Vous êtes en plein divorce et vous souhaitez garder le logement acheté à deux ? Il est possible de racheter la part de votre ex-conjoint, mais attention : ce n’est pas qu’une question de volonté, c’est aussi une question de financement et de dossier bien monté.
Le principe du rachat de soulte
Lors d’un divorce, si les deux conjoints sont propriétaires d’un bien en commun, il est possible que l’un souhaite conserver le logement. Dans ce cas, il devra verser à l’autre ce qu’on appelle une soulte.
La soulte représente la moitié (ou la part convenue) de la valeur nette du bien, une fois déduits les crédits encore en cours.
Exemple : vous possédez un bien estimé à 240 000 €, il reste 80 000 € à rembourser sur le crédit. La valeur nette est de 160 000 €. Si vous étiez en indivision à 50/50, la soulte à verser est de 80 000 €.
Comment financer cette soulte ?
Très souvent, la personne qui souhaite garder le logement n’a pas cette somme disponible. Il faudra donc contracter un nouveau prêt immobilier, destiné à :
- Racheter la part de l’ex-conjoint
- Éventuellement solder l’ancien prêt immobilier (ou le reprendre à son nom seul)
- Payer les frais de notaire liés au partage
Quelles solutions de crédit possibles ?
✅ Le prêt immobilier classique
Si votre situation financière est stable (CDI, revenus suffisants, taux d’endettement maîtrisé), vous pouvez faire une demande de prêt immobilier pour racheter la soulte. C’est la solution la plus fréquente.
✅ Le prêt relais « divorce »
Si le bien doit être revendu, mais que cela prend du temps, un prêt relais peut être une solution temporaire pour avancer les fonds et faciliter la séparation. Il est remboursé une fois la vente du bien conclue.
✅ Le rachat de crédit
Si vous avez déjà plusieurs prêts en cours (crédit auto, conso…), il peut être judicieux de regrouper vos crédits, y compris la soulte, en un seul prêt. Cela permet d’alléger les mensualités, même si cela rallonge la durée.
Conditions d’acceptation par les banques
La banque analysera votre nouveau profil seul, sans tenir compte du co-emprunteur d’origine.

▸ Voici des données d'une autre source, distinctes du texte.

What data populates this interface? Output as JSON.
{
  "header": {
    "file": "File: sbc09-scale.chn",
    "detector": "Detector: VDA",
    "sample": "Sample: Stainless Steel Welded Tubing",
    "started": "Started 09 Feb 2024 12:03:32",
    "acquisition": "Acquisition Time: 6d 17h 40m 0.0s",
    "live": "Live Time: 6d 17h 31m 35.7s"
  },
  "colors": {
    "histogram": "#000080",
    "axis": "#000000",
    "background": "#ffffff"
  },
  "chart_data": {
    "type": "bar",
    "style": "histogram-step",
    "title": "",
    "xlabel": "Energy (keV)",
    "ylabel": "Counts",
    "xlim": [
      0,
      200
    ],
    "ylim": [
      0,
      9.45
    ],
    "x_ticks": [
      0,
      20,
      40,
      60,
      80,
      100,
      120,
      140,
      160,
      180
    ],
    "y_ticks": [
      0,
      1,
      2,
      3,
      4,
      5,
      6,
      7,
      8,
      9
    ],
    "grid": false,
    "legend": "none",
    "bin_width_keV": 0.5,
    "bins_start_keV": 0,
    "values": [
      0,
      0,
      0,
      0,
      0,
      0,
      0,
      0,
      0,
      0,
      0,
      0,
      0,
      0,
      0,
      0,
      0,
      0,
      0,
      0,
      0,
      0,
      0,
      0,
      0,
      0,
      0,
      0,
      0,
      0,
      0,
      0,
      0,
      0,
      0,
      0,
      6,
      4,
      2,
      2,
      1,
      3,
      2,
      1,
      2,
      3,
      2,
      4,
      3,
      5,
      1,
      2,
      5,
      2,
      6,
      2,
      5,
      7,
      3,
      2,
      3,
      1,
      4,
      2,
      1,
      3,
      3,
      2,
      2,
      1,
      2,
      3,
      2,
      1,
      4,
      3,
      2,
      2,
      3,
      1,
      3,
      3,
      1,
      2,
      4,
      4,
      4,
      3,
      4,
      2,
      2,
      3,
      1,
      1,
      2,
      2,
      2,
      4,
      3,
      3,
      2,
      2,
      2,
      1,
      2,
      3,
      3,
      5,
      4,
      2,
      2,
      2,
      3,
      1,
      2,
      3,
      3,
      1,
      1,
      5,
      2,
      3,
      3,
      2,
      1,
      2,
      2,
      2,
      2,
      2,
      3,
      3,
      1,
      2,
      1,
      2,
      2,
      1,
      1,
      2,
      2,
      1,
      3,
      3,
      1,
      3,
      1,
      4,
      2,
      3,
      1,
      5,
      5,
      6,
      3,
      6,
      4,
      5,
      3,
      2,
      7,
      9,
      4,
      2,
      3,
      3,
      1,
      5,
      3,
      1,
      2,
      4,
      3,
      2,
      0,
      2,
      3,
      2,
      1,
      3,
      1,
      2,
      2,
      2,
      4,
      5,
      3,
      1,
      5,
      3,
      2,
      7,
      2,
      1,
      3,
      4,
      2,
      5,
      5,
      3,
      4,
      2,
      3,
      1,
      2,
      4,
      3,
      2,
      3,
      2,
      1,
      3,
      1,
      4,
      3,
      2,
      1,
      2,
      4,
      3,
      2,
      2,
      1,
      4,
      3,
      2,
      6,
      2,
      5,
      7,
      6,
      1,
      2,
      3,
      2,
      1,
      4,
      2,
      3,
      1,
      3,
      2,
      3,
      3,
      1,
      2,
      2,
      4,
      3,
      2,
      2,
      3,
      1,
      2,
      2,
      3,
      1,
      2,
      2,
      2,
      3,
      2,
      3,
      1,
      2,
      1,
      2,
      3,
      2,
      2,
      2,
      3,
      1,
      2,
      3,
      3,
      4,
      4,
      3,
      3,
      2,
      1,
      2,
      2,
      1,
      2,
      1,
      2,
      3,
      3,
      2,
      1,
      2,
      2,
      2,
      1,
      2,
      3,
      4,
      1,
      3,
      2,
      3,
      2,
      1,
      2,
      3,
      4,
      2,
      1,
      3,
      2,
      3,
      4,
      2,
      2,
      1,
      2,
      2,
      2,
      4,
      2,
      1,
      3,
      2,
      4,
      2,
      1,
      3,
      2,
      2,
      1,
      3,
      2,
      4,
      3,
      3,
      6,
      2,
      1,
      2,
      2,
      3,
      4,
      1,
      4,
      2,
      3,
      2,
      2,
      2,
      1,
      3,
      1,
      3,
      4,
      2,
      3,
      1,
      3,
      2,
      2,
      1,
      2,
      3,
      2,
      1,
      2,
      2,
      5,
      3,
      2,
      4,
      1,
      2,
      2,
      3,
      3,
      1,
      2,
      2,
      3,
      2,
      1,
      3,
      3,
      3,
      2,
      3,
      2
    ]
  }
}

Voici les points clés :
- Revenus stables et capacité à assumer seul les mensualités
- Taux d’endettement inférieur à 35 %
- Une valeur de bien cohérente par rapport au montant demandé
- Apport personnel ou aides familiales, si besoin
Attention : certaines banques exigent que le jugement de divorce soit prononcé pour valider le dossier. D’autres peuvent intervenir dès l’ordonnance de non-conciliation.
Le rôle du notaire
Le notaire est indispensable dans cette opération. Il :
- Évalue officiellement la valeur du bien
- Calcule le montant exact de la soulte
- Rédige l’acte de partage
Ses frais sont à prévoir (environ 2,5 à 4 % du montant de la soulte). Ils peuvent être intégrés dans le prêt, selon les cas.
Pourquoi faire appel à un courtier ?
Un divorce est déjà une période délicate. Monter un dossier de rachat de soulte seul peut être complexe. Le courtier vous accompagne pour :
- Comparer les offres de prêt
- Optimiser la durée, le taux et l’assurance
- Présenter votre dossier sous son meilleur angle, même si votre situation est tendue
Il peut aussi vous aider à préparer une renégociation du prêt plus tard, si vous empruntez seul à un taux un peu plus élevé au départ.
En résumé
Racheter la part de son ex après un divorce, c’est possible. Mais cela demande un bon accompagnement, un financement adapté, et une vision claire de votre budget post-séparation. Ne prenez pas de décision dans l’urgence : consultez un notaire, faites une simulation, et si besoin, contactez un courtier pour vous aider à défendre votre projet.